Thursday, 18 December 2008

Fighting Economic Bad Times: Give a Ticket, Buy a Book, Promote Infrastructure Projects

"Recession? What recession?" was the headline on a story in Quill and Quire’s online edition Tuesday. Canada’s publishing industry magazine reports that independent book stores seem to be doing pretty well so far, thank you very much, despite the terrible economic news. That could be because bad news has led to poor expectations or because last year—when the Canadian dollar was near par with the US dollar but book prices hadn’t caught up—was quite a bad year and any up tick looks good, Q&Q says.

The last couple of days I’ve spent some time in bookstores, shopping for friends and family. At the excellent children’s book store Babar en ville, staff said that things going well, more or less to their surprise. Chapters in downtown Montreal was packed when I was through in mid-afternoon yesterday as was nearby Paragraphe books. And at Drawn and Quarterly, the eclectic store run by the even more eclectic publishing house, there was a line of young people at the cash, waiting to be served.

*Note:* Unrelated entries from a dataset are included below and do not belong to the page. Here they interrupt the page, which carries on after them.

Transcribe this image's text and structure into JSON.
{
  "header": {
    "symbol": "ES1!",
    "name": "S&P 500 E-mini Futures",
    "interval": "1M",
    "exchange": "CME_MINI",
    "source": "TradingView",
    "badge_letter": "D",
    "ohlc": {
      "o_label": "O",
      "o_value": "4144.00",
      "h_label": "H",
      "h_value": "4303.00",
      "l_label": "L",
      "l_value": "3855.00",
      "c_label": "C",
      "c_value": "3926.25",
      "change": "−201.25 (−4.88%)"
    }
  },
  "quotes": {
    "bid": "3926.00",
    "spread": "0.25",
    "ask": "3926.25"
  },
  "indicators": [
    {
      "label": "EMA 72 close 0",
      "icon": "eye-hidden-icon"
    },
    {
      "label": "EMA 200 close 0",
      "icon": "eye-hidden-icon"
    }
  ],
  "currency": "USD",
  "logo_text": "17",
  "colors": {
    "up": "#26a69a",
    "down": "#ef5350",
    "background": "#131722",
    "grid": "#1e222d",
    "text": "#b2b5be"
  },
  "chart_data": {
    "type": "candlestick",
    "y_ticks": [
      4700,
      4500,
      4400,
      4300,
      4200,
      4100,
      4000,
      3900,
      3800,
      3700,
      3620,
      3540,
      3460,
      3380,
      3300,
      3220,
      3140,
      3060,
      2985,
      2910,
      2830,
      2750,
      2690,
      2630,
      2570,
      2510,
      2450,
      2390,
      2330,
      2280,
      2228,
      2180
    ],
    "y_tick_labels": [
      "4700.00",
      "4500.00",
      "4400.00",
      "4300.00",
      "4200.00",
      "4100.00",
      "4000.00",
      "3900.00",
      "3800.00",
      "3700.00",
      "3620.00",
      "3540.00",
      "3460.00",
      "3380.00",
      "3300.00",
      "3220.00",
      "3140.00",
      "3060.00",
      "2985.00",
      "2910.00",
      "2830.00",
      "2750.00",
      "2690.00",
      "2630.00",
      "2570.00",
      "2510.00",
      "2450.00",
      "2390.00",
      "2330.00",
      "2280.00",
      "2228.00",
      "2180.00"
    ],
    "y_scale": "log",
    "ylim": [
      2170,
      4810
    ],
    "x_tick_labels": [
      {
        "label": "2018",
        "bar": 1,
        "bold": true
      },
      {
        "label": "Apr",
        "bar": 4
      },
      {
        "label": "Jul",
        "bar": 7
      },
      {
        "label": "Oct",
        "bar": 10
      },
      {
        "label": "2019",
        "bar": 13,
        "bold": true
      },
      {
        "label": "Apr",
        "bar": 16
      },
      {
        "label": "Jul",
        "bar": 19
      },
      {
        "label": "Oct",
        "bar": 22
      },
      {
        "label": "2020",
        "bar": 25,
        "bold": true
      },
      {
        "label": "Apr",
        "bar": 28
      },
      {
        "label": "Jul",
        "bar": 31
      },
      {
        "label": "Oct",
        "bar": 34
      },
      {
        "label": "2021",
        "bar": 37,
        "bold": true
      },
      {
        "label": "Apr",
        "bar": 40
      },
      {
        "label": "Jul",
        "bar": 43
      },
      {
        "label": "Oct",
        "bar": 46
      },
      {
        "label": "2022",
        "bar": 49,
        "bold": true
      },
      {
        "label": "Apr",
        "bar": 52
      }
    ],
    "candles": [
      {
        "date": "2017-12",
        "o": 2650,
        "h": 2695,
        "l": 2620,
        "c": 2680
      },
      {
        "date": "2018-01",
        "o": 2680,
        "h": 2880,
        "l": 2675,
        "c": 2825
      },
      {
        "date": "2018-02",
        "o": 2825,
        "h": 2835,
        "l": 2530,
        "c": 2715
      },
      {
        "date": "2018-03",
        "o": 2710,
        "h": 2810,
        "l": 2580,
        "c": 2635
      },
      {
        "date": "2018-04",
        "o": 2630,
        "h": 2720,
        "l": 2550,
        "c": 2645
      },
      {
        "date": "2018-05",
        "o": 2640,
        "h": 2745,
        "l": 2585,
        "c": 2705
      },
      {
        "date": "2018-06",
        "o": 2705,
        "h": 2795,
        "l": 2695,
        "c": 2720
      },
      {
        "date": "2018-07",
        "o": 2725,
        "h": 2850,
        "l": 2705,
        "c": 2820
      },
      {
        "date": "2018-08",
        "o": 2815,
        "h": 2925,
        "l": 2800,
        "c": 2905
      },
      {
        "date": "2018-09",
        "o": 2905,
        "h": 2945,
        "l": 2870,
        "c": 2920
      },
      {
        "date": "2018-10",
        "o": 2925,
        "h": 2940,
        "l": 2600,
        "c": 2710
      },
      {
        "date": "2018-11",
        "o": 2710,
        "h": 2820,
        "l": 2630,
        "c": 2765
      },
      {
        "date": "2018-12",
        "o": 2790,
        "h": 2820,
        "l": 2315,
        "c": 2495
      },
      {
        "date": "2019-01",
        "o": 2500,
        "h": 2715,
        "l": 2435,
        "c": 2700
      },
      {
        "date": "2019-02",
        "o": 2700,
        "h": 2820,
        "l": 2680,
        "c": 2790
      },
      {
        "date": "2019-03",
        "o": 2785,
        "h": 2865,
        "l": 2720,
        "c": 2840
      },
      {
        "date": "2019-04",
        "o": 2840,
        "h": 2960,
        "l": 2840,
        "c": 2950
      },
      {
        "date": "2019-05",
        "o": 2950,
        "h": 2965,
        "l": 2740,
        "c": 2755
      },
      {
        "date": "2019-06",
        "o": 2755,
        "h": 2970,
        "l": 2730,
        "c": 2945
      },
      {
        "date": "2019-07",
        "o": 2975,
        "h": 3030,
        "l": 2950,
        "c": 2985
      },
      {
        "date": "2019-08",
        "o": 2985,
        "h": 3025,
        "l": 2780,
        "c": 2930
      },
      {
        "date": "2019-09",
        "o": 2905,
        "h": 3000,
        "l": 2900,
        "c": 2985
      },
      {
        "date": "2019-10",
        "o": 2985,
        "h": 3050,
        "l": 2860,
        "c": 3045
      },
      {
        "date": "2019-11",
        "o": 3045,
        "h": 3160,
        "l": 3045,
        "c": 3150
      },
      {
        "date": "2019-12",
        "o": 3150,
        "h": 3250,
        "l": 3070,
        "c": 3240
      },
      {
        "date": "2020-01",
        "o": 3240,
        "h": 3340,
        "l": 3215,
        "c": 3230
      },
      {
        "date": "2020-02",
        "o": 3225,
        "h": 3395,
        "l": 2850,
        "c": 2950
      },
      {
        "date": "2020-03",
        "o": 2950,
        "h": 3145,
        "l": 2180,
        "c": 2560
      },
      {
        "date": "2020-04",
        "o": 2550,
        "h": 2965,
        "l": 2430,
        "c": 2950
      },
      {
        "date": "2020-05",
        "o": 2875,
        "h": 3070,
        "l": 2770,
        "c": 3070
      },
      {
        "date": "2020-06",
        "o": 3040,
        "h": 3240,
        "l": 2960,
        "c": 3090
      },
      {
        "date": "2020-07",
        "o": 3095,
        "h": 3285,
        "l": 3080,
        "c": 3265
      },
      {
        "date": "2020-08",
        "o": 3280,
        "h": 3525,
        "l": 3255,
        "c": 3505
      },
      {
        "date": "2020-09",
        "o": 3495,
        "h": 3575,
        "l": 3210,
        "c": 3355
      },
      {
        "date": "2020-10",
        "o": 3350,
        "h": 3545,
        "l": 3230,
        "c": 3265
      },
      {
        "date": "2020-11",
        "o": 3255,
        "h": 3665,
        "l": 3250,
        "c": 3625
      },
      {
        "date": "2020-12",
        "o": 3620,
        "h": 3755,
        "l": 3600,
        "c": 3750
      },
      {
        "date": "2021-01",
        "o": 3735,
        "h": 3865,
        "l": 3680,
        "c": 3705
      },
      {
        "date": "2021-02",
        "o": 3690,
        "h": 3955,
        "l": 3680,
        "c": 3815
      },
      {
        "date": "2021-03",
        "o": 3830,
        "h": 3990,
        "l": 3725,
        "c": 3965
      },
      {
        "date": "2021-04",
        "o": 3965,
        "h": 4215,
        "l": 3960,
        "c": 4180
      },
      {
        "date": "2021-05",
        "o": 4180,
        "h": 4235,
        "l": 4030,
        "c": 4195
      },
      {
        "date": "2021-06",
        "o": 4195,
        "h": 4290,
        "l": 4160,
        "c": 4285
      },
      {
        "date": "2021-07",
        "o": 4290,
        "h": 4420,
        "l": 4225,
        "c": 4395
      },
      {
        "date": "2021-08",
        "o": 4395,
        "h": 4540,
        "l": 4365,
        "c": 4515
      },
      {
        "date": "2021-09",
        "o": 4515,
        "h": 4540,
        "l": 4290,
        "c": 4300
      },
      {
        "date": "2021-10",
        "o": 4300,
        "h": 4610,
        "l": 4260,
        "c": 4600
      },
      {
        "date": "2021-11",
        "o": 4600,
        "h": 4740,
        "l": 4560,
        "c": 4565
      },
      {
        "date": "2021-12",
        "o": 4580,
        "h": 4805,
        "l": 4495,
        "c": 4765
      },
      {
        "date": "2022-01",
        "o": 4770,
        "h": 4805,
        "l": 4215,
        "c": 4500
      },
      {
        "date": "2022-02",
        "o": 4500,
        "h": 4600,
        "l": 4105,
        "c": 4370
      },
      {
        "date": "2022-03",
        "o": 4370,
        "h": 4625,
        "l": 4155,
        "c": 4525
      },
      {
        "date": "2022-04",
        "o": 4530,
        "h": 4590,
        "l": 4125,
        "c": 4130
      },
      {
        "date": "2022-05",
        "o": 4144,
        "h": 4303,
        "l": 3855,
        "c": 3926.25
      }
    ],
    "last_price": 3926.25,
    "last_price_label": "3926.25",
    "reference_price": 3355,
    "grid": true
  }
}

Books make great gifts. They last a long time, they can be found in all price-ranges, and are suitable for all tastes and age groups. Tickets to events are more transitory as gifts, but the memories of good dance, music or theatre performances can last forever

And books written and published close to home, as well as tickets to local performances are just what the doctor ordered when it comes to economic stimulus. The money goes into the pockets of nearby producers and creators, rather than into coffers of companies far away. Money that goes around near you comes around near you too.

That’s part of the reason why any governmental stimulus package should include projects close to home, particularly infrastructure undertakings. A tax cut won’t help much, as The Globe and Mail eloquently argued on Monday. “People Can’t Be Bribed into Spending.”

Further note on the problems of depending too much on corporate and private sector sponsors: the Montreal International Jazz Festival is bracing for tougher times as GM announces it will pull out of sponsorship after next June’s 30th anniversary celebration. Who’s going to step up to the bat on this one?